Enclosure, Barnwellsgrove, Co. Galway
Co. Galway |
Enclosures
The Ordnance Survey six-inch maps recorded this site at Barnwellsgrove as a large, tree-planted enclosure, which already tells you something: by the time cartographers were marking it down in the nineteenth century, the trees were considered as much a feature as the earthworks beneath them.
Now the trees are gone too, leaving an oval of uprooted stumps across cleared ground, the remnant of something that was already being gradually erased.
What remains is a roughly oval earthen enclosure, oriented north to south across about ninety metres and east to west across seventy, set on level grassland. Enclosures of this kind, defined by a raised earthen bank and an external fosse, a shallow ditch dug to provide the material for the bank, appear across Ireland in various forms and periods, from early medieval settlement boundaries to later land divisions. Here the bank survives to a width of around three metres and is most legible between the south-west and west sides of the oval, where the fosse, roughly 1.7 metres wide, is also still visible. Elsewhere the bank has been levelled, though its general line can still be traced from the west around through the north and down to the south-east. The south-east to south-west arc has lost all visible surface trace entirely.
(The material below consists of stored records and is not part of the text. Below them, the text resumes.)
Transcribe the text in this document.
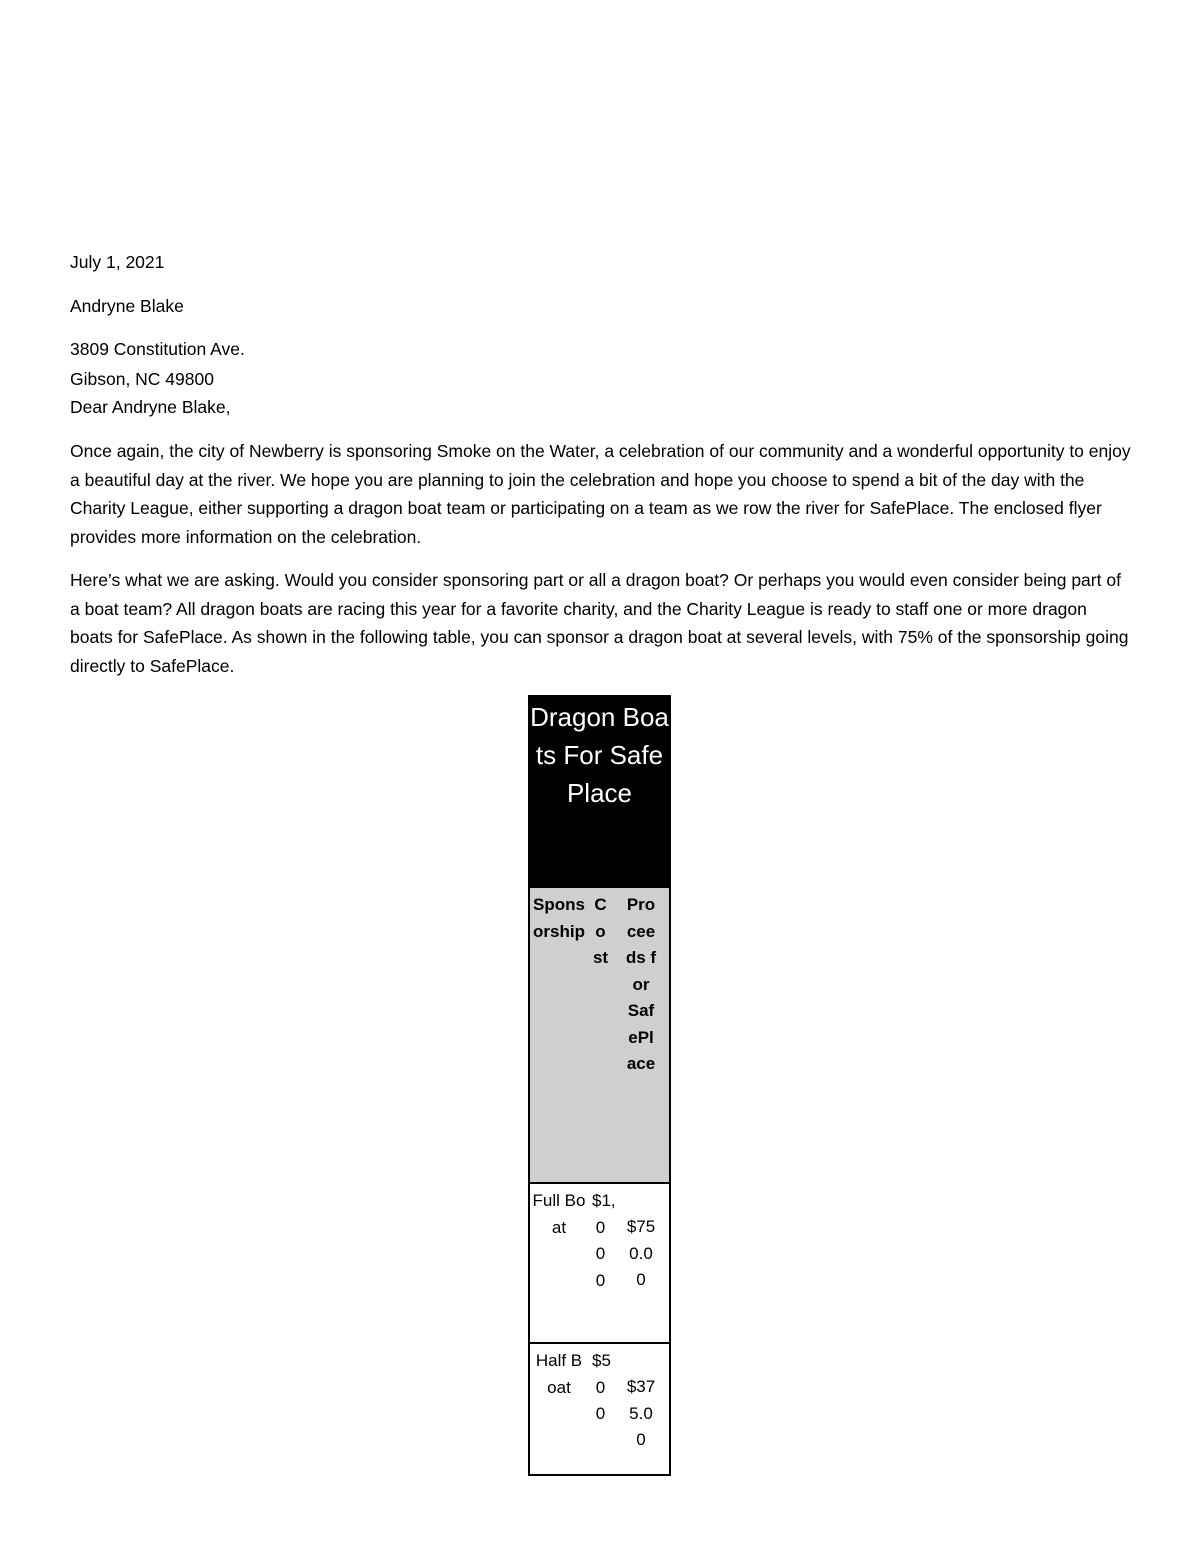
July 1, 2021
Andryne Blake
3809 Constitution Ave.
Gibson, NC 49800
Dear Andryne Blake,
Once again, the city of Newberry is sponsoring Smoke on the Water, a celebration of our community and a wonderful opportunity to enjoy a beautiful day at the river. We hope you are planning to join the celebration and hope you choose to spend a bit of the day with the Charity League, either supporting a dragon boat team or participating on a team as we row the river for SafePlace. The enclosed flyer provides more information on the celebration.
Here’s what we are asking. Would you consider sponsoring part or all a dragon boat? Or perhaps you would even consider being part of a boat team? All dragon boats are racing this year for a favorite charity, and the Charity League is ready to staff one or more dragon boats for SafePlace. As shown in the following table, you can sponsor a dragon boat at several levels, with 75% of the sponsorship going directly to SafePlace.
Dragon Boats For SafePlace
Sponsorship
Cost
Proceeds for SafePlace
Full Boat
$1,000
$750.00
Half Boat
$500
$375.00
The interior has been cleared, and the ground is covered with the stumps of the trees that once gave the place its distinctive character on the old maps. What you are left with is a palimpsest of losses: the function of the enclosure unknown, its original construction date unrecorded, its tree cover recently removed, and its earthworks surviving only in fragments. The south-west corner offers the clearest sense of what the whole once looked like, the bank and fosse together giving enough relief to suggest the scale of the original effort involved in marking out this patch of north Galway ground.